Another key arena where Colorado is getting notice is its recall elections. Two Democrat senators down, one more in the crosshairs, and we are now the template for the never-ending ballot box, all based on day-to-day votes at the state house. Should make for a highly entertaining legislative session beginning in January, and a wild and woolly campaign season next year with, no doubt, more national spotlight. 

There are other issues that will bring national scrutiny to Colorado, you can be sure. Everybody wants energy independence to lessen the influence of OPEC, and yet when the cost is fracking in your neighborhood, we are decidedly NIMBY – Not In My Back Yard – as evidenced by the votes in northern Colorado last month. How many times do you think Colorado will be cited when everyone starts planning the final route of the Keystone XL pipeline? 

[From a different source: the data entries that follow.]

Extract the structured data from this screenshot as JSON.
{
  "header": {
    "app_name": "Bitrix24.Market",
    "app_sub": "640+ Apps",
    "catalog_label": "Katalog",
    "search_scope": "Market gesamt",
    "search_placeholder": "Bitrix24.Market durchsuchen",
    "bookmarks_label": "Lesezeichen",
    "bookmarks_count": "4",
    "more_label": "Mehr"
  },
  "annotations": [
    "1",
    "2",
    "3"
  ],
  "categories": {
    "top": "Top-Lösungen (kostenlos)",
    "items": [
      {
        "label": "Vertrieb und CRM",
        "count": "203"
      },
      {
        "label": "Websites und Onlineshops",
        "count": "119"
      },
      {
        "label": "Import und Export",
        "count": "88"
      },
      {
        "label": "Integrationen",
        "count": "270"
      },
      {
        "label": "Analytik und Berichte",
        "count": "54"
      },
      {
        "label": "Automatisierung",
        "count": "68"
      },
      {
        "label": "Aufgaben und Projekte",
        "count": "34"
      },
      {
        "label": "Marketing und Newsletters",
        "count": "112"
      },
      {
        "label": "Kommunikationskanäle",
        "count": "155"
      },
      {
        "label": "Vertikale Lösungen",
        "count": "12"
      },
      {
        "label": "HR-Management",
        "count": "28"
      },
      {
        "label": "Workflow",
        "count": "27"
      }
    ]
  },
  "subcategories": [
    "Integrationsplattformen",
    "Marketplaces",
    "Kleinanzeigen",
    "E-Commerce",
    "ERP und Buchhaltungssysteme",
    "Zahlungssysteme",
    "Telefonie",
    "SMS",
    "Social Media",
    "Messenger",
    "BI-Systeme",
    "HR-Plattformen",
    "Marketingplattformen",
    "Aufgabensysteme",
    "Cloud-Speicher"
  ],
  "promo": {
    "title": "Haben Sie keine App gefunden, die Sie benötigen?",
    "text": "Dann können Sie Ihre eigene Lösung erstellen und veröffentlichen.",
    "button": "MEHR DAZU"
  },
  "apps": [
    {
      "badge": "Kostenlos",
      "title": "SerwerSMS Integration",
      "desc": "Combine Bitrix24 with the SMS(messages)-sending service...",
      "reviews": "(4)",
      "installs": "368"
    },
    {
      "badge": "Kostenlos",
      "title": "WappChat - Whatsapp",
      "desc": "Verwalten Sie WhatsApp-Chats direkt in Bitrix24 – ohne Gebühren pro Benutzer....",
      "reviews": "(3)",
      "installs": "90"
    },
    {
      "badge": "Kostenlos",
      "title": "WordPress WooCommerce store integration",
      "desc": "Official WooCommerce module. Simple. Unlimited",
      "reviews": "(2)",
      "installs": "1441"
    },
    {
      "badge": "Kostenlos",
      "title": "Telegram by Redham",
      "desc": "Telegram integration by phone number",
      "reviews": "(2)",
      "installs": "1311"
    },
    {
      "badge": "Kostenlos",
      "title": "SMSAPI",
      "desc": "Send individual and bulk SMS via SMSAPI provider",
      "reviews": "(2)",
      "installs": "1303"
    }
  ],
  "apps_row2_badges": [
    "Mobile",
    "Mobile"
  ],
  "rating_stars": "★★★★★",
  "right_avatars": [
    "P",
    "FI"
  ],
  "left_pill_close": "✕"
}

Oh yeah, everybody knows Colorado – that wacky, conservative/liberal, gun control/2nd Amendment, crazy-guy shoot-‘em-up, pot-nuts, recall, 51st State,  NIMBY, Wild West location where just about anything can, and frequently does, happen.  Be proud. We are trendsetters. We are Leaders. All eyes are on us.

Bonnie Raitt sings, Let’s Give ‘Em Something to Talk About. Who knew that would become the state anthem?